My impression is that this was done to specifically counter Donald Trump rushing a vaccine prior to the election. I don't think it was really made to give any security beyond that
I wouldn't have thought the companies involved are primarily thinking of that. The risk to the companies is that Trump going on about skipping trials will hurt public confidence in any vaccine that is finally released, even if such skipping never happens. This announcement may serve to reassure some people that the manufacturers are going to behave themselves even if the government is negligent.
Also, probably, reassure some shareholders. The reputational risks involved in this trial-skipping stuff are horrific.
Trump has made some very worrisome statements intended on either rushing a vaccine or placing the blame for the lack of it into whoever refuses to rush it.
Then the FDA answered with a non-statement that said basically "there's no conspiracy, we are fully invested into doing our job". And, of course, that gave a clear signal that the FDA felt pressured and was reported worldwide with that bias.
So, I read the GP saying that the manufacturers are telling the FDA "we know better than you" in an attempt to conserve their own credibility. Notice that this is a very bad message to pass into their own regulator, and worrisome for different reasons. But as long as it's only PR, it's not a real problem.
This announcement was made very shortly after Trump started making claims that a vaccine could be ready "late October/early November". Trump is a known fool, and even were he not, his losing prospects at re-election, combined with the criticism of his administration's response to the pandemic make it seem like he could be pushing vaccine makers to rush a treatment to pump up voter support.

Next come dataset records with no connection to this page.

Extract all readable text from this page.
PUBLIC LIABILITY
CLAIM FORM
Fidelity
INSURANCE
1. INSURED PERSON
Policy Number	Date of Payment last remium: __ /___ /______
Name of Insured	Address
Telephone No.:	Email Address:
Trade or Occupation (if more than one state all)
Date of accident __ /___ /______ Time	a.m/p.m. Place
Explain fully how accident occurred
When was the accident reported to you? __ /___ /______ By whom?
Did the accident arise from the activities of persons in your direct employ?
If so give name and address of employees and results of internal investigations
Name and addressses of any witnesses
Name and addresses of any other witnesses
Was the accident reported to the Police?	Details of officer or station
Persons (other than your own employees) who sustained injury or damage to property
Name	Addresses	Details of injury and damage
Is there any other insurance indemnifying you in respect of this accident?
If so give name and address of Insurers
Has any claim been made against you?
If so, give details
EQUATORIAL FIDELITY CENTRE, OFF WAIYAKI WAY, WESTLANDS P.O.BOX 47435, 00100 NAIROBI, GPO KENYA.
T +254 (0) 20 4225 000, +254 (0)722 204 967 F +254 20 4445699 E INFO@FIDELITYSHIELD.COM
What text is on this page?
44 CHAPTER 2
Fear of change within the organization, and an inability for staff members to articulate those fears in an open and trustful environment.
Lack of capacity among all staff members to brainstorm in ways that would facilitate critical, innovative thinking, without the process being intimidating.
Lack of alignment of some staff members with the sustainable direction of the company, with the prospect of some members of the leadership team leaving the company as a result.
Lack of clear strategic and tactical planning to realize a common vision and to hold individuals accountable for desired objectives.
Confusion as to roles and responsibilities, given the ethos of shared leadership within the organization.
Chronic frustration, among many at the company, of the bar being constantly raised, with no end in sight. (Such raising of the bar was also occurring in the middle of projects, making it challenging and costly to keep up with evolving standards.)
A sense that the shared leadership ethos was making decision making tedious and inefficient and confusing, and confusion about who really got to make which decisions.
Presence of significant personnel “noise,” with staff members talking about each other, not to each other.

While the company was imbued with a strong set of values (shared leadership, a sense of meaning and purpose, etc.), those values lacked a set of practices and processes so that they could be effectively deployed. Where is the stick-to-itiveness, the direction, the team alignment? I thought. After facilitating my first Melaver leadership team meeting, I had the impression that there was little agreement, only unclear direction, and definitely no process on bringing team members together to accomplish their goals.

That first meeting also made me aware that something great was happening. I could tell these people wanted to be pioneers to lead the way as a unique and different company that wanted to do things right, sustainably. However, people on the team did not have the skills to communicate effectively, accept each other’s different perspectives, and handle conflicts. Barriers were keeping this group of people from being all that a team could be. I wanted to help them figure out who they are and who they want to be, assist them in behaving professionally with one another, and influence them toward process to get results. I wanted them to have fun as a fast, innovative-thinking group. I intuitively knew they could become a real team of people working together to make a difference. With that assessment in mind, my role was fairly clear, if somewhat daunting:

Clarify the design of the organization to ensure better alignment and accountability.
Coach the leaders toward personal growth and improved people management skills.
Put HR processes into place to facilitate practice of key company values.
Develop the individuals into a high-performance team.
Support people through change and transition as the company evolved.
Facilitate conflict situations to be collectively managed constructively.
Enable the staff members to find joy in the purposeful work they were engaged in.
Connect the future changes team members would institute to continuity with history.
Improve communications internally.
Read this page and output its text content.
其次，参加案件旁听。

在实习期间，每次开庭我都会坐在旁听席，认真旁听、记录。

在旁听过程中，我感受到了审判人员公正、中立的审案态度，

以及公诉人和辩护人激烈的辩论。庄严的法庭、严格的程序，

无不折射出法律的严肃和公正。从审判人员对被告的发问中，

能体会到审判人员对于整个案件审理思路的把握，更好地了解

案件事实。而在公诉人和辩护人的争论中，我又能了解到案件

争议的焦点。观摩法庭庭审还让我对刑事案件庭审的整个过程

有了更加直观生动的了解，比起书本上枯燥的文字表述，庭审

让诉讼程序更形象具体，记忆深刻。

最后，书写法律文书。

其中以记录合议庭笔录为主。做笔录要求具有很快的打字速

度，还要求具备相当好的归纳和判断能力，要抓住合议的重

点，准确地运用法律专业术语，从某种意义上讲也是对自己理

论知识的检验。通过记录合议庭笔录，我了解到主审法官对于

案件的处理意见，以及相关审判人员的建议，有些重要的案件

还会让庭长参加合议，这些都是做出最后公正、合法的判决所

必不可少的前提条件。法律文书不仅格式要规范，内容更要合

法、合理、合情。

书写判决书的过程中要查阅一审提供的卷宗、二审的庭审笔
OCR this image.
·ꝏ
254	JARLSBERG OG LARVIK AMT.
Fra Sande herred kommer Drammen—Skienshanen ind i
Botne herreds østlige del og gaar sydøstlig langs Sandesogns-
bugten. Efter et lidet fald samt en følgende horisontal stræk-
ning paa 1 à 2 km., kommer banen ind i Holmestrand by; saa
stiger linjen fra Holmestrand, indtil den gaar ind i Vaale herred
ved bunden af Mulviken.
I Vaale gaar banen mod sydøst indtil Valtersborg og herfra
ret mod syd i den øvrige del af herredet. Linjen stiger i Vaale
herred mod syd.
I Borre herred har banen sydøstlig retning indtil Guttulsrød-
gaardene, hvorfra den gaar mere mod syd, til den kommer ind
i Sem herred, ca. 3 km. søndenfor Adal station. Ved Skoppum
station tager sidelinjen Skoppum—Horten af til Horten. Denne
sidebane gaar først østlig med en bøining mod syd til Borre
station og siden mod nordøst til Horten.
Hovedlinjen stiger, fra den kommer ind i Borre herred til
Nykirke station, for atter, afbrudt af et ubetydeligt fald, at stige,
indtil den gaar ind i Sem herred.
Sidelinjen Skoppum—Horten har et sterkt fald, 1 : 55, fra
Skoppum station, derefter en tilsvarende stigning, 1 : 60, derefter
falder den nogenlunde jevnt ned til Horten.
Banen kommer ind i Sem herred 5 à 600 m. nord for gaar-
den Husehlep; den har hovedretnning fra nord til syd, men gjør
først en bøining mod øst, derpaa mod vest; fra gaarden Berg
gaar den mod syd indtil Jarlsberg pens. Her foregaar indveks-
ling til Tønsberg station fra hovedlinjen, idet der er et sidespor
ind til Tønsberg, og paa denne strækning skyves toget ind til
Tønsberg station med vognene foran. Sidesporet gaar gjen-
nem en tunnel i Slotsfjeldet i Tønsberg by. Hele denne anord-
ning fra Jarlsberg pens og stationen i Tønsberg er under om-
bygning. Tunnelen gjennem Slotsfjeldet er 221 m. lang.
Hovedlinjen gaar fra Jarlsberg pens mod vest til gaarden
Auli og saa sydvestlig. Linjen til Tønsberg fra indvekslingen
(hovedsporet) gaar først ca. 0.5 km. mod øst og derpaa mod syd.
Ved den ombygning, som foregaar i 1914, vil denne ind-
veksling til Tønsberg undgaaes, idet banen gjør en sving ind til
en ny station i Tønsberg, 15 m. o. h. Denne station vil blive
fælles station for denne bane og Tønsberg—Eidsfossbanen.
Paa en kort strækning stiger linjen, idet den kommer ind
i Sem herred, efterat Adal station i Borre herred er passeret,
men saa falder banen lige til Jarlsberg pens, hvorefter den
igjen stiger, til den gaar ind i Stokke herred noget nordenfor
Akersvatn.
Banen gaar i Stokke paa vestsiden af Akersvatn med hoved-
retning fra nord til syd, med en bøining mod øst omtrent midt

I believe vaccine makers are diplomatically responding to the Trump headline by saying "We aren't going to rush this for the wrong reasons."
I'd rather more people die to Covid than find out 20 million people have failing livers and 5 million were born with birth defects because they rushed a vaccine without enough testing.
The bigger issue is if they rush a drug that does long term harm to people, it could destroy the company. This is a drug that they will be giving out to 300+ million people in the US along. Screwing it up would result in a massive amounts of lawsuits that they may not recover from. They don't want to risk that just for some political capital with a person who may not be in power in a few months.
I feel like ending the pandemic is not a motivation that is likely to make a researcher (an expert) rush things and end up hurting more people. Greed or glory is much more likely to be a motivator for that kind of mistake.
Also, probably, reassure some shareholders. The reputational risks involved in this trial-skipping stuff are horrific.